Table of Contents Show
Moving into a new house or place can be exciting but daunting. While you look at apartments for rent and get moved in, make sure your new home is just what you want.
Moving Into a New House: Five Things You Need to Know
Moving into a new house or apartment can be a great experience with loads of possibilities, but even the most enjoyable move will come with some frustrations. If you anticipate issues before they arrive, your move can bring you fewer headaches.
Be sure your lifestyle is welcome before you sign a lease. If you like to stay up late at night and the tenant below you will be bothered by your walking around at 3 a.m., you need to know this.

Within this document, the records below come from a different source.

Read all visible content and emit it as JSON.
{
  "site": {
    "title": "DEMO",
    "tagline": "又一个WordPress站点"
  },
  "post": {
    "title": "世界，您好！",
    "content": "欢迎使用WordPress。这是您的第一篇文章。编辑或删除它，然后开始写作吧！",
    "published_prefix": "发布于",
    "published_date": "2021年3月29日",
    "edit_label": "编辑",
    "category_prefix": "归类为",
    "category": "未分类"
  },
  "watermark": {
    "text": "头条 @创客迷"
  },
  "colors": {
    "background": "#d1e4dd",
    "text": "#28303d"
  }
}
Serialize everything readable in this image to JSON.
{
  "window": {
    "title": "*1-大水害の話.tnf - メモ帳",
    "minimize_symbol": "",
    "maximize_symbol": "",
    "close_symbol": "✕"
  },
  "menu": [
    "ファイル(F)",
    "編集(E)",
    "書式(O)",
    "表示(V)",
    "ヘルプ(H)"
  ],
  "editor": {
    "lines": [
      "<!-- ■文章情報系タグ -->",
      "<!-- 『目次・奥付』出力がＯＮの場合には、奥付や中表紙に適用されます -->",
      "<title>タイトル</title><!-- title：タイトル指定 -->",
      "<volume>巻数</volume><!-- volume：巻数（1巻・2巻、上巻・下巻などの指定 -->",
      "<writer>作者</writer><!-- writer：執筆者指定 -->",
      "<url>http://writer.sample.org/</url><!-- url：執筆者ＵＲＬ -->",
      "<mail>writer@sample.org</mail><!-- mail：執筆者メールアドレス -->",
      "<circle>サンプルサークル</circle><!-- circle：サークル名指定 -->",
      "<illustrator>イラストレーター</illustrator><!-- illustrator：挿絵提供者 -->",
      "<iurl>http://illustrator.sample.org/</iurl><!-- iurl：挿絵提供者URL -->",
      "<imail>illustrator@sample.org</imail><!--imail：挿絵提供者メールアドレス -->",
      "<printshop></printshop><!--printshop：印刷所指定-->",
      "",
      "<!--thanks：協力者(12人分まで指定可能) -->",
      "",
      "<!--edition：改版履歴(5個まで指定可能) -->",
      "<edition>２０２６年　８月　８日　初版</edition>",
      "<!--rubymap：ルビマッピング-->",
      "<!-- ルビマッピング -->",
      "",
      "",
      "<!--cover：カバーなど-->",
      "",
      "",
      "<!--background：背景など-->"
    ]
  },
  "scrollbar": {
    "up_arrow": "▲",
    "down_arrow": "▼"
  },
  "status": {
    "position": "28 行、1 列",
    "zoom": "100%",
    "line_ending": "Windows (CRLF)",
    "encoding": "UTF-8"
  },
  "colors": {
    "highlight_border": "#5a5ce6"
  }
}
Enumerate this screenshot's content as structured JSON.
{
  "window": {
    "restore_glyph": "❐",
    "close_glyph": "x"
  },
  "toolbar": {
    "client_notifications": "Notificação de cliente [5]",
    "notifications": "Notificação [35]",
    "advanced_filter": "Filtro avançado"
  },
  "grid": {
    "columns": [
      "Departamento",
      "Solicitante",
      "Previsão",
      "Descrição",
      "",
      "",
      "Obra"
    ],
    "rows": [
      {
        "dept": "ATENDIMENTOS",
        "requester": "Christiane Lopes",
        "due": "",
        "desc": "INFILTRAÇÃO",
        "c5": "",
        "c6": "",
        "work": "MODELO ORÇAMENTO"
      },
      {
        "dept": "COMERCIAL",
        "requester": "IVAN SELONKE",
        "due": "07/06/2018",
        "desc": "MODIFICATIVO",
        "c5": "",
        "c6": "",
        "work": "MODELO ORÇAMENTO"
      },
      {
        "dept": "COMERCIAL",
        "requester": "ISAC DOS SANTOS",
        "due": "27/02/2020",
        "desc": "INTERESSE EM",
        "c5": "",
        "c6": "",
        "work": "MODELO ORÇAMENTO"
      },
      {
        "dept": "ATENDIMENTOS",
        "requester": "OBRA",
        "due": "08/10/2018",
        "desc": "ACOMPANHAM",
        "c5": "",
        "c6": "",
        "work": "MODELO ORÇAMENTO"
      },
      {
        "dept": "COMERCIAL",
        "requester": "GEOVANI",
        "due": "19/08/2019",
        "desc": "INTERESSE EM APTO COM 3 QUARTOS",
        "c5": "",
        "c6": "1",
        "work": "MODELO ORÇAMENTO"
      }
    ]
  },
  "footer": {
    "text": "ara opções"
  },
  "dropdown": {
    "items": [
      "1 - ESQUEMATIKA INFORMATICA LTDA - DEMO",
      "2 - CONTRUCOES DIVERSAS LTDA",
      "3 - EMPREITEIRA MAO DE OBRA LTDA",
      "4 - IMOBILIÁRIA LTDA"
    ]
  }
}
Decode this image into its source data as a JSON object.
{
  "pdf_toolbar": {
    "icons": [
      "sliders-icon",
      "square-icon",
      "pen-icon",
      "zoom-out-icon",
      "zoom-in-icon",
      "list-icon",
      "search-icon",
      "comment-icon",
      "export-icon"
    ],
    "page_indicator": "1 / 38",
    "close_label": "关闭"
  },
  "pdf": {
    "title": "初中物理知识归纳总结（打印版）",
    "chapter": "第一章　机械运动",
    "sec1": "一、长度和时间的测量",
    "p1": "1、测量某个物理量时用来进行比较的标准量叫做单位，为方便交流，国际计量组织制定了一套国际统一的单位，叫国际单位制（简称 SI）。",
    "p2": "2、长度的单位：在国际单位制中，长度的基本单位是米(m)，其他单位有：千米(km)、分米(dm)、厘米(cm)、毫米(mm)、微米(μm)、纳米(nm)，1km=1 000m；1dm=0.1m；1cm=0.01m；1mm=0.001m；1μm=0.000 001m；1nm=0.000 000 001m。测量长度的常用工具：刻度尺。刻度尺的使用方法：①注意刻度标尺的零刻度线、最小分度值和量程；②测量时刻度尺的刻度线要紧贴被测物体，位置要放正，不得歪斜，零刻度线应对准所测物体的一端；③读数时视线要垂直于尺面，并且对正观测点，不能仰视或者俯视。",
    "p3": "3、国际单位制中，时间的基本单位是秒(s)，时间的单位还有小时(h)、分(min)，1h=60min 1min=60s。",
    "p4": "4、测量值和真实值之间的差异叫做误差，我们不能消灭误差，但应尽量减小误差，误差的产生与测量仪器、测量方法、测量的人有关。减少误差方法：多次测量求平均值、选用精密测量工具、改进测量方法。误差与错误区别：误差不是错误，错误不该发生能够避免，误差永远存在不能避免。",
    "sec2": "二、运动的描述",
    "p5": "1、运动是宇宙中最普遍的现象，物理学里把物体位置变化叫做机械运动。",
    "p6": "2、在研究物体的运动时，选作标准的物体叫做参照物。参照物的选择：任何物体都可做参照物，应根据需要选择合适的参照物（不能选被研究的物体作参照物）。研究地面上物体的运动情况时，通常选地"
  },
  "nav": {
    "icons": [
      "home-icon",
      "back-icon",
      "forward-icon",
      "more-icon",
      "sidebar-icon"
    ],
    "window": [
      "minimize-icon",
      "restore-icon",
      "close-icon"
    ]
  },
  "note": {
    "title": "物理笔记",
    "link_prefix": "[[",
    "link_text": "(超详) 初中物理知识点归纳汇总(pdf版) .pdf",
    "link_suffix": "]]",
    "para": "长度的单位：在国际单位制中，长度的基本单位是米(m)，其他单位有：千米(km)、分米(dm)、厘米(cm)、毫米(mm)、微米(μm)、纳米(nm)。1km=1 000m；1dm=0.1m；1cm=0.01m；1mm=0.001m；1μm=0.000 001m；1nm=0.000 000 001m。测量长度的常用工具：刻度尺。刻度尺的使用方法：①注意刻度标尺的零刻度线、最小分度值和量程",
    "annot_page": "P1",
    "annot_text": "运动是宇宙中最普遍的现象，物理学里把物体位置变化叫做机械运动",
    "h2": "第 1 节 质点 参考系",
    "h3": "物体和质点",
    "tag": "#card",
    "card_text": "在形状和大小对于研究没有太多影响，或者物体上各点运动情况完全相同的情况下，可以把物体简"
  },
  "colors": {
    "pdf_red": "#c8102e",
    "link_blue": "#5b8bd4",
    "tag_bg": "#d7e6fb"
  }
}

If you like to have a few friends over and want a little freedom in terms of sound level, you need to be sure you’re moving into a place where a little partying is acceptable. Ask the landlord about the atmosphere of the building before signing a lease.
Check Electrical Outlets
Even before you move in, check to make sure your new apartment has grounded (three-prong) electrical outlets in each room. This is easy to overlook, but it’s frustrating to move into a new apartment and realize you can’t plug in your computer in the living room where you plan to use it.
If you check before you move in, your landlord may be able to have an electrician change the plugs quickly. Avoid using a “cheater,” a plug that turns a two-prong outlet into a three-prong outlet.
Scope Out the Area
As this will be your new home, check out what there is to do nearby: Coffee shops, restaurants, bars, parks, grocers, useful businesses, and other places. If you know the area, it will be less unlikely that you’ll feel overwhelmed when you’re finally in your new place. It will also be advantageous if you check out the street you’ll be living on if you will be shipping your cars during your move because auto carrier trucks cannot make it onto streets that are too small or have restrictions.
Don’t be afraid to report problems such as improperly working appliances, mold in the shower or cracks in the ceiling to your landlord. That’s what landlords are for – not just taking your rent money. If you report a problem when it’s small, it will be less likely to become a bigger issue later.
Furnish for Free
If you’re moving into a new house or moving into an apartment and don’t have much stuff yet, you don’t necessarily need to go out and buy new things. You can furnish your place for little to no money. Ask family and friends if they have furniture and other items they no longer want. Check to see if your community has a Freecycle site through which people give and get free items.
Be careful when going to a stranger’s home for a free item; take another person with you and be sure someone else knows where you’re going. It may seem paranoid, but it doesn’t hurt to be on the safe side. You can also find good deals at garage sale and thrift stores. Plus, you don’t have to get everything right away. Furnish and decorate as you go to make your apartment truly a home you love.